Читаем Бумажные маки: Повесть о детстве полностью

В день моей выписки утром Тайка, почему-то смутившись, позвала меня смотреть «тайну» каким-то странно заискивающим голосом. Оказалось, никакой тайны нет. Обычные сексуальные выдумки. Кое-кто из детей занимался этим, других не захватывало, третьи боялись, потому что все знали: это нехорошие дела, стыдные. Почему нехорошие и стыдные, нам никто не объяснял, но наказывали строго тех, кого заставали за таким развлечением с самим собой. Обычный детский онанизм вырастал в нашем сознании до размеров чудовищного порока. Запретное манило. Все чудовищное интересно как раз своей чудовищностью...

Я тоже попробовала, но не втянулась в исследование тайн собственного тела, потому что меня захватила другая страсть — чтение. Оно поглотило все мое время и все силы воображения. Я так уставала к концу дня, что засыпала сразу, как только гасили свет. И в «тихий час» стала спать. (Здесь «мертвый час» назывался «тихим», чтобы дети не пугались: уснешь и умрешь).
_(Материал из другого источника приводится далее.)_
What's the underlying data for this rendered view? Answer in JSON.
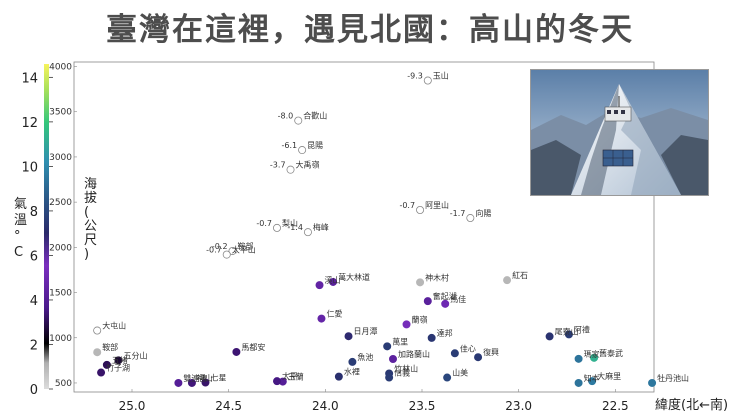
{
  "title": "臺灣在這裡，遇見北國：高山的冬天",
  "chart_data": {
    "type": "scatter",
    "xlabel": "緯度(北←南)",
    "ylabel": "海拔(公尺)",
    "colorbar_label": "氣溫°C",
    "x_ticks": [
      25.0,
      24.5,
      24.0,
      23.5,
      23.0,
      22.5
    ],
    "y_ticks": [
      500,
      1000,
      1500,
      2000,
      2500,
      3000,
      3500,
      4000
    ],
    "colorbar_ticks": [
      0,
      2,
      4,
      6,
      8,
      10,
      12,
      14
    ],
    "xlim": [
      25.3,
      22.3
    ],
    "ylim": [
      400,
      4050
    ],
    "color_range": [
      0,
      14.6
    ],
    "points": [
      {
        "name": "玉山",
        "lat": 23.47,
        "alt": 3845,
        "temp": -9.3,
        "temp_label": "-9.3"
      },
      {
        "name": "合歡山",
        "lat": 24.14,
        "alt": 3402,
        "temp": -8.0,
        "temp_label": "-8.0"
      },
      {
        "name": "昆陽",
        "lat": 24.12,
        "alt": 3076,
        "temp": -6.1,
        "temp_label": "-6.1"
      },
      {
        "name": "大禹嶺",
        "lat": 24.18,
        "alt": 2859,
        "temp": -3.7,
        "temp_label": "-3.7"
      },
      {
        "name": "阿里山",
        "lat": 23.51,
        "alt": 2413,
        "temp": -0.7,
        "temp_label": "-0.7"
      },
      {
        "name": "向陽",
        "lat": 23.25,
        "alt": 2324,
        "temp": -1.7,
        "temp_label": "-1.7"
      },
      {
        "name": "梨山",
        "lat": 24.25,
        "alt": 2215,
        "temp": -0.7,
        "temp_label": "-0.7"
      },
      {
        "name": "梅峰",
        "lat": 24.09,
        "alt": 2168,
        "temp": -1.4,
        "temp_label": "-1.4"
      },
      {
        "name": "鞍部",
        "lat": 24.48,
        "alt": 1960,
        "temp": -0.2,
        "temp_label": "-0.2"
      },
      {
        "name": "太平山",
        "lat": 24.51,
        "alt": 1920,
        "temp": -0.7,
        "temp_label": "-0.7"
      },
      {
        "name": "紅石",
        "lat": 23.06,
        "alt": 1637,
        "temp": 1.0,
        "temp_label": ""
      },
      {
        "name": "神木村",
        "lat": 23.51,
        "alt": 1613,
        "temp": 1.0,
        "temp_label": ""
      },
      {
        "name": "萬大林道",
        "lat": 23.96,
        "alt": 1617,
        "temp": 4.2,
        "temp_label": ""
      },
      {
        "name": "溪山",
        "lat": 24.03,
        "alt": 1582,
        "temp": 4.5,
        "temp_label": ""
      },
      {
        "name": "奮起湖",
        "lat": 23.47,
        "alt": 1405,
        "temp": 4.2,
        "temp_label": ""
      },
      {
        "name": "馬佳",
        "lat": 23.38,
        "alt": 1375,
        "temp": 5.0,
        "temp_label": ""
      },
      {
        "name": "仁愛",
        "lat": 24.02,
        "alt": 1212,
        "temp": 4.6,
        "temp_label": ""
      },
      {
        "name": "蘭嶺",
        "lat": 23.58,
        "alt": 1148,
        "temp": 5.3,
        "temp_label": ""
      },
      {
        "name": "日月潭",
        "lat": 23.88,
        "alt": 1017,
        "temp": 6.9,
        "temp_label": ""
      },
      {
        "name": "達邦",
        "lat": 23.45,
        "alt": 998,
        "temp": 7.4,
        "temp_label": ""
      },
      {
        "name": "萬里",
        "lat": 23.68,
        "alt": 905,
        "temp": 7.6,
        "temp_label": ""
      },
      {
        "name": "佳心",
        "lat": 23.33,
        "alt": 828,
        "temp": 7.6,
        "temp_label": ""
      },
      {
        "name": "復興",
        "lat": 23.21,
        "alt": 785,
        "temp": 7.5,
        "temp_label": ""
      },
      {
        "name": "魚池",
        "lat": 23.86,
        "alt": 733,
        "temp": 7.6,
        "temp_label": ""
      },
      {
        "name": "加路蘭山",
        "lat": 23.65,
        "alt": 765,
        "temp": 4.3,
        "temp_label": ""
      },
      {
        "name": "水裡",
        "lat": 23.93,
        "alt": 570,
        "temp": 7.2,
        "temp_label": ""
      },
      {
        "name": "竹林山",
        "lat": 23.67,
        "alt": 605,
        "temp": 7.5,
        "temp_label": ""
      },
      {
        "name": "信義",
        "lat": 23.67,
        "alt": 560,
        "temp": 7.6,
        "temp_label": ""
      },
      {
        "name": "山美",
        "lat": 23.37,
        "alt": 560,
        "temp": 8.0,
        "temp_label": ""
      },
      {
        "name": "尾寮山",
        "lat": 22.84,
        "alt": 1015,
        "temp": 7.3,
        "temp_label": ""
      },
      {
        "name": "阿禮",
        "lat": 22.74,
        "alt": 1037,
        "temp": 7.6,
        "temp_label": ""
      },
      {
        "name": "瑪家",
        "lat": 22.69,
        "alt": 767,
        "temp": 9.4,
        "temp_label": ""
      },
      {
        "name": "舊泰武",
        "lat": 22.61,
        "alt": 778,
        "temp": 11.3,
        "temp_label": ""
      },
      {
        "name": "知本",
        "lat": 22.69,
        "alt": 500,
        "temp": 9.4,
        "temp_label": ""
      },
      {
        "name": "大麻里",
        "lat": 22.62,
        "alt": 520,
        "temp": 9.6,
        "temp_label": ""
      },
      {
        "name": "牡丹池山",
        "lat": 22.31,
        "alt": 500,
        "temp": 9.5,
        "temp_label": ""
      },
      {
        "name": "大屯山",
        "lat": 25.18,
        "alt": 1080,
        "temp": -0.3,
        "temp_label": ""
      },
      {
        "name": "鞍部2",
        "lat": 25.18,
        "alt": 840,
        "temp": 1.0,
        "temp_label": ""
      },
      {
        "name": "五分山",
        "lat": 25.07,
        "alt": 750,
        "temp": 2.6,
        "temp_label": ""
      },
      {
        "name": "五堵",
        "lat": 25.13,
        "alt": 700,
        "temp": 3.0,
        "temp_label": ""
      },
      {
        "name": "竹子湖",
        "lat": 25.16,
        "alt": 615,
        "temp": 3.2,
        "temp_label": ""
      },
      {
        "name": "馬都安",
        "lat": 24.46,
        "alt": 843,
        "temp": 3.3,
        "temp_label": ""
      },
      {
        "name": "雙連埤",
        "lat": 24.76,
        "alt": 500,
        "temp": 4.0,
        "temp_label": ""
      },
      {
        "name": "福山",
        "lat": 24.69,
        "alt": 500,
        "temp": 3.4,
        "temp_label": ""
      },
      {
        "name": "七星",
        "lat": 24.62,
        "alt": 505,
        "temp": 3.2,
        "temp_label": ""
      },
      {
        "name": "玉蘭",
        "lat": 24.22,
        "alt": 515,
        "temp": 4.0,
        "temp_label": ""
      },
      {
        "name": "太平",
        "lat": 24.25,
        "alt": 520,
        "temp": 3.5,
        "temp_label": ""
      }
    ]
  },
  "labels": {
    "玉山": "玉山",
    "合歡山": "合歡山",
    "昆陽": "昆陽",
    "大禹嶺": "大禹嶺",
    "阿里山": "阿里山",
    "向陽": "向陽",
    "梨山": "梨山",
    "梅峰": "梅峰",
    "鞍部": "鞍部",
    "太平山": "太平山",
    "紅石": "紅石",
    "神木村": "神木村",
    "萬大林道": "萬大林道",
    "溪山": "溪山",
    "奮起湖": "奮起湖",
    "馬佳": "馬佳",
    "仁愛": "仁愛",
    "蘭嶺": "蘭嶺",
    "日月潭": "日月潭",
    "達邦": "達邦",
    "萬里": "萬里",
    "佳心": "佳心",
    "復興": "復興",
    "魚池": "魚池",
    "加路蘭山": "加路蘭山",
    "水裡": "水裡",
    "竹林山": "竹林山",
    "信義": "信義",
    "山美": "山美",
    "尾寮山": "尾寮山",
    "阿禮": "阿禮",
    "瑪家": "瑪家",
    "舊泰武": "舊泰武",
    "知本": "知本",
    "大麻里": "大麻里",
    "牡丹池山": "牡丹池山",
    "大屯山": "大屯山",
    "鞍部2": "鞍部",
    "五分山": "五分山",
    "五堵": "五堵",
    "竹子湖": "竹子湖",
    "馬都安": "馬都安",
    "雙連埤": "雙連埤",
    "福山": "福山",
    "七星": "七星",
    "玉蘭": "玉蘭",
    "太平": "太平"
  }
}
А Тайка с ее темпераментом, независимостью от мнения взрослых, незанятостью ума погрузилась в свои сексуальные переживания всерьез. Ее ничто не отрывало от них. Но новизна впечатлений иссякла и она стала искать партнеров...

Разочарованная, чувствуя себя обманутой, я сбросила Тайкино одеяло с головы и громко сказала, что никакой тайны нет.

Бедная Тайка злобно посмотрела на меня, сузив блестящие от слез глаза, и отвернулась к стенке. Так рухнул ее авторитет.

Вместо торжества я испытывала смущение и тревогу. Мой злейший враг лежал, отвернувшись ото всех, и был он маленькой искалеченной девочкой, которую дома никто не ждал, которой никто не припасал к выписке шерстяных носков и красивой шапочки. Никто не приносил ей гостинцев. Медсестры иногда покупали ей что-нибудь вкусное из своего скудного заработка, и мы, сытые домашними приношениями, уступали ей свой кисель или печенье от полдничного чая...


10

Сестры, няни, воспитательницы, врачи — все прощались со мной ласково, словно я была им родной. А я-то сколько их мучила! Не слушалась, плохо себя вела, «доводила до белого каления»...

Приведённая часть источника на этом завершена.